Best regards, Wouter
Comment 17 Tuomo Soini 2018-06-01 15:45:37 CEST
Another domain, another backend but same system

unbound-control flush ivo-01.intra.foobar.fi.

dig ivo-01.intra.foobar.fi. @
;; ->>HEADER<<- opcode: QUERY, status: SERVFAIL, id: 40477

dig +dnssec ivo-01.intra.foobar.fi. @

;; ->>HEADER<<- opcode: QUERY, status: NOERROR, id: 1183
ivo-01.intra.foobar.fi. 1200 IN	A

Backend in this is bind-ldap (freeipa).

I have never got problem with backends with 1.6.8 and if I downgrade to 1.6.8 everything works.
Comment 18 Tuomo Soini 2018-06-01 15:55:21 CEST
Version 1.7.1
linked libs: libevent 2.0.21-stable (it uses epoll), OpenSSL 1.0.2k-fips  26 Jan 2017
linked modules: dns64 python ipsecmod respip validator iterator

num-threads: 8

starting unbound manually shows:

Jun 01 16:50:27 unbound[7831:0] debug: increased limit(open files) from 1024 to 33118

Hmh. Let me verify how many open files systemd allows for the service.
Comment 19 Wouter Wijngaards 2018-06-01 15:59:54 CEST
Hi Tuomo,

This change happened in the meantime:
Fix #2882: Unbound behaviour changes (wrong) when domain-insecure is set for stub zone. It no longer searches for DNSSEC information.

And although this is different I don't think it should be a problem, but it is definitely different?  Still would like verbose logs, because that would explain the difference between the 1.6.8 and current version you have very explicitly.

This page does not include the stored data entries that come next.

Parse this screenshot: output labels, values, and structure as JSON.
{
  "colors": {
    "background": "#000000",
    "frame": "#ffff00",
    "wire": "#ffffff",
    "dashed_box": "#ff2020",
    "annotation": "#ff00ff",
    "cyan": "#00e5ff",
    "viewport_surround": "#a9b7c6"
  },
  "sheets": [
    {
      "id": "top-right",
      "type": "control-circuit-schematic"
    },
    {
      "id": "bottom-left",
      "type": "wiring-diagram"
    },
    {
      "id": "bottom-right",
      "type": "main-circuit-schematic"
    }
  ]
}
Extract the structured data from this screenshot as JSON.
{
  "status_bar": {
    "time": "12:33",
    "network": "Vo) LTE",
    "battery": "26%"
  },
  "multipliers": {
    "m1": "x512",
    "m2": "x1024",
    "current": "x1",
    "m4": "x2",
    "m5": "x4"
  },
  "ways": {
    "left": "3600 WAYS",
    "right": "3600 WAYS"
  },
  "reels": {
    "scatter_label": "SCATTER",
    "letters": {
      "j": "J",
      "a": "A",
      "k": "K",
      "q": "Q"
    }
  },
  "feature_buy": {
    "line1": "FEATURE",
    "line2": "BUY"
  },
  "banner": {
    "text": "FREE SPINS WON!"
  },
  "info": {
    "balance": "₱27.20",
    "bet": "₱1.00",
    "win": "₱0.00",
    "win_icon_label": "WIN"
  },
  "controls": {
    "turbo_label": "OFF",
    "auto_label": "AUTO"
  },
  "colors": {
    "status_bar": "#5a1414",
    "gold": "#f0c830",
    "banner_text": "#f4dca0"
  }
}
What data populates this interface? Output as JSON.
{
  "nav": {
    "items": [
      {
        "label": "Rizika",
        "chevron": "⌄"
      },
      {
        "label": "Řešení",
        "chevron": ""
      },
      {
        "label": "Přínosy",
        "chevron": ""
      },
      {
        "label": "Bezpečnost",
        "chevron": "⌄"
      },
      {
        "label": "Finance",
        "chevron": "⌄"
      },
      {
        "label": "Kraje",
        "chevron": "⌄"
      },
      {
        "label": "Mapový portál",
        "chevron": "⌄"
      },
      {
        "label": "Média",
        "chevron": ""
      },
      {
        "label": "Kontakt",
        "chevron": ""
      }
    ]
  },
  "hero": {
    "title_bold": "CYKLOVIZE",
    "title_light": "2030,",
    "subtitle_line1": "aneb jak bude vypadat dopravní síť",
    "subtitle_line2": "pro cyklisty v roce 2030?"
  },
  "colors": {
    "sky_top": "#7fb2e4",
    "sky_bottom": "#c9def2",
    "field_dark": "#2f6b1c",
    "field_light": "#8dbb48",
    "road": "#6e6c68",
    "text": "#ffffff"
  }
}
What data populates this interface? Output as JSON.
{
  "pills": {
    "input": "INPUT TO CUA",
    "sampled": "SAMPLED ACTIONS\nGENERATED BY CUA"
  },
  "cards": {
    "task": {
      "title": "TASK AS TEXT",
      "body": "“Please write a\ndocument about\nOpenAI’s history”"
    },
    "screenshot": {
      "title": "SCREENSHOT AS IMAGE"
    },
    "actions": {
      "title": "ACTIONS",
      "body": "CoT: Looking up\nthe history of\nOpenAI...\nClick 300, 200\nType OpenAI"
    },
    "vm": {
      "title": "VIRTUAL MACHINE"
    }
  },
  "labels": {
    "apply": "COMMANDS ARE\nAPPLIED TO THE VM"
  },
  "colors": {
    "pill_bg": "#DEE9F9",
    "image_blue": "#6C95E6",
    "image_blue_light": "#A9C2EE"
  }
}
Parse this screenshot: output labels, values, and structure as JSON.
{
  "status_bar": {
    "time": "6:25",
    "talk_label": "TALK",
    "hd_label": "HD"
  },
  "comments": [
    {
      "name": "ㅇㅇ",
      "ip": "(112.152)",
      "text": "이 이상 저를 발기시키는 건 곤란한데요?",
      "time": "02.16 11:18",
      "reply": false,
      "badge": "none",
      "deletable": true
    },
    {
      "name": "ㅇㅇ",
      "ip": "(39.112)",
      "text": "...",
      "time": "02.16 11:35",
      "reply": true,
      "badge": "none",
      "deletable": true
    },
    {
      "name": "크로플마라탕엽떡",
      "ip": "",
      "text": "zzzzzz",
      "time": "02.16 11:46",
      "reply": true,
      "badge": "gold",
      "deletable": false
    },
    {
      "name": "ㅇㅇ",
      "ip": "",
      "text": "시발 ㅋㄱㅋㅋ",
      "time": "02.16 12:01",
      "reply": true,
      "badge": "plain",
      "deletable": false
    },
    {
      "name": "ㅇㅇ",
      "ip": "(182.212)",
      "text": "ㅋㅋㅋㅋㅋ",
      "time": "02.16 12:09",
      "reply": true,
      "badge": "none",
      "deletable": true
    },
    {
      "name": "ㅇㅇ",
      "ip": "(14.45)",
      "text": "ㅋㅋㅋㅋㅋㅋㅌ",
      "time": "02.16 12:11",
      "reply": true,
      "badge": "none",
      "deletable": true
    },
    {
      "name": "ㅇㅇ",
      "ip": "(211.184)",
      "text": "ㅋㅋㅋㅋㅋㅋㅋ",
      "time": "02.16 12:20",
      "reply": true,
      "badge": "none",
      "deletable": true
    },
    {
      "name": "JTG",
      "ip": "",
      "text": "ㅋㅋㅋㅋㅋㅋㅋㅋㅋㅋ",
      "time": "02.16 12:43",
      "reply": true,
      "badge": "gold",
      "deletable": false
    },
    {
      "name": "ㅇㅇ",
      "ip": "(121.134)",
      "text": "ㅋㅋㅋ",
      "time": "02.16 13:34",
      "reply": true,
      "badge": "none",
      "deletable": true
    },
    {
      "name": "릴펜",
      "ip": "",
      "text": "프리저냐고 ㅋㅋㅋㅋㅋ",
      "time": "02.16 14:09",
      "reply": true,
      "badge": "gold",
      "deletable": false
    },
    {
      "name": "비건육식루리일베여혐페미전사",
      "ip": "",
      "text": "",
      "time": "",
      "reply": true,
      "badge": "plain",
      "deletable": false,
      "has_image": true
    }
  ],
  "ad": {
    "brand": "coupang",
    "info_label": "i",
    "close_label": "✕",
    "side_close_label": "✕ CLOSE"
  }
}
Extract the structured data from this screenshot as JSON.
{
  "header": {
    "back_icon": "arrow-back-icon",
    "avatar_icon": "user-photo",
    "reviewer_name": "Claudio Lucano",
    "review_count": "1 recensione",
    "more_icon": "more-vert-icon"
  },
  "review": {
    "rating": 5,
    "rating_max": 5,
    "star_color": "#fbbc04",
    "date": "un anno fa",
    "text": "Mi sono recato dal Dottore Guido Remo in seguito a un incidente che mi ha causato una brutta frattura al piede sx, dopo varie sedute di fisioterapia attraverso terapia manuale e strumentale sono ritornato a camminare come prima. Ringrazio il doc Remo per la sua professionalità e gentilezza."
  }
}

Perhaps you can recognize the issue or see similar elements?  I'm also searching for what is happening.

Best regards, Wouter
Comment 20 Tuomo Soini 2018-06-01 16:20:56 CEST
This issue is not limited to stub-zones. After I enabled full logging on other resolvers I found out this happens for normal dns traffic too like rbldns queries. Unbound responses with SERVFAIL and dig against nsd serving the data works.
Comment 21 Wouter Wijngaards 2018-06-01 16:27:09 CEST
Hi Tuomo,

So, I would guess that unbound is in trouble somehow.  Your list of file descriptor increase looks okay.  Is the num-queries-per-thread okay (at defaults would be okay)?  Not too low or something like that?  That would drop queries with because no space.  Or you enabled rate limiting?

Without logs it is hard to guess what happens, but because it is so busy I thought it was out of capacity somehow?

Best regards, Wouter
Comment 22 Tuomo Soini 2018-06-01 16:33:34 CEST
No such changes to defaults. This is basically fedora/centos config with minor changes which I have already told.
Comment 23 Wouter Wijngaards 2018-06-04 14:49:53 CEST
Got debug logs from Tuomo and have committed a fix to the code repository.  The stub became useless and in 1.7.0/1.7.1 there are fixes for stub leakage.  This prevented the stub from leaking, but it did not resolve because the query was stopped.  Code fix is for the stub to re-prime.
Comment 24 Wouter Wijngaards 2018-06-04 16:47:20 CEST
Updated fix fixed the issue, also for nonprime stubs.  It falls back to the configured delegation point when it turns up useless.  But still shouldn't leak stub queries to the internet.  Fix is in the code repository.